Cluster:Changelog
Jump to navigation
Jump to search
Contents
10.02.2022
- Zariel has been repaired (twice) and should now be operational again, please test. Taints are active for the node, so make sure to add tolerations, as shown here.
20.01.2022
- Two new nodes added which are somewhat outdated, but should still be ok for testing and less compute-intensive projects (Imp and Dretch).
- One new very powerful node added (Asmodeus, 4x A100 @ 80 GB each). It is currently configured with 8 virtual GPUs at 40 GB each, but if you ever really have need of 80 GB, you can contact me.
- Zariel removed since it currently has a hardware failure. Working with nVidia support, no ETA at the moment.
- Some of the more powerful nodes (Asmodeus and Vecna) have now been "tainted" so that they can not be used by default with the pod scheduler. The pod has to explicitly "tolerate" the taint in its configuration so these nodes can be used. Please refer to the list of compute nodes for more explanations and examples.
- Taints will also be added to other nodes, so that by default, you will only be able to be scheduled to the least powerful nodes in the cluster. Please start to update your pod configurations if you have preferred nodes.
28.12.2021
- Kubernetes version has been updated to 1.23.1. Please update your kubectl accordingly.
- Pod security infrastructure has been migrated from the deprecated PodSecurityPolicy to OPA/Gatekeeper. No changes on your side should be required if everything was configured as intended, but please inform me if there are things you should be allowed to do and can't, or things you can do which should better be forbidden.
- All GPU drivers have been updated to the most recent versions available for the respective machines. You might have to migrate to more recent versions of GPU containers. The GPU driver and CUDA version of all compute nodes are now shown on the cluster status page.
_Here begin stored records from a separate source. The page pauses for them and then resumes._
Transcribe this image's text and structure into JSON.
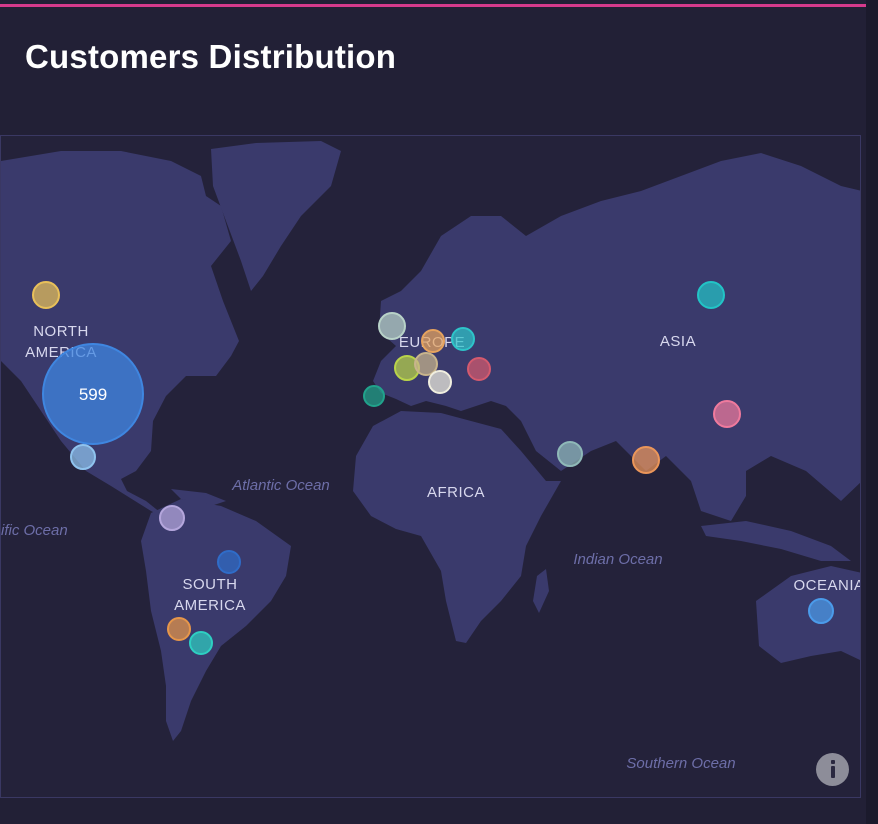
{
  "card": {
    "title": "Customers Distribution"
  },
  "map": {
    "continent_labels": {
      "north_america": [
        "NORTH",
        "AMERICA"
      ],
      "europe": "EUROPE",
      "asia": "ASIA",
      "africa": "AFRICA",
      "south_america": [
        "SOUTH",
        "AMERICA"
      ],
      "oceania": "OCEANIA"
    },
    "ocean_labels": {
      "atlantic": "Atlantic Ocean",
      "pacific": "ific Ocean",
      "indian": "Indian Ocean",
      "southern": "Southern Ocean"
    },
    "markers": [
      {
        "region": "Canada",
        "color": "#e8c05a"
      },
      {
        "region": "United States",
        "color": "#3f86e0",
        "value": "599"
      },
      {
        "region": "Mexico",
        "color": "#8fc3ee"
      },
      {
        "region": "Colombia",
        "color": "#b4a6dc"
      },
      {
        "region": "Brazil",
        "color": "#2f6cc8"
      },
      {
        "region": "Chile",
        "color": "#e6964a"
      },
      {
        "region": "Argentina",
        "color": "#2ecfc2"
      },
      {
        "region": "United Kingdom",
        "color": "#b8d2c8"
      },
      {
        "region": "Germany",
        "color": "#e6a35e"
      },
      {
        "region": "Poland",
        "color": "#2ec4c9"
      },
      {
        "region": "France",
        "color": "#b9d34a"
      },
      {
        "region": "Switzerland",
        "color": "#c8b48c"
      },
      {
        "region": "Italy",
        "color": "#f0eedf"
      },
      {
        "region": "Ukraine",
        "color": "#d45a6e"
      },
      {
        "region": "Spain",
        "color": "#21a38c"
      },
      {
        "region": "Russia",
        "color": "#22c4c6"
      },
      {
        "region": "China",
        "color": "#ef7a9d"
      },
      {
        "region": "Saudi Arabia",
        "color": "#8fb9b8"
      },
      {
        "region": "India",
        "color": "#eb965a"
      },
      {
        "region": "Australia",
        "color": "#4b9bea"
      }
    ]
  },
  "info_icon": "info-icon",
  "colors": {
    "background": "#222036",
    "land": "#3a3a6c",
    "accent_line": "#d63a8c"
  }
}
- Node Zariel is currently not available - the system update broke something and the node did not boot up. I need physical access to the server room, so earliest date to fix it is January 10th. Please be considerate with the number of GPUs you reserve.
01.02.2021
- Full cluster rebuild with Kubernetes 1.20.0
- Hostpath volumes for Ceph home directories, shared and dataset storage, and local node data.
30.11.2020
- Node Zariel has been added to the cluster.
15.07.2020
- Ceph persistent storage cluster added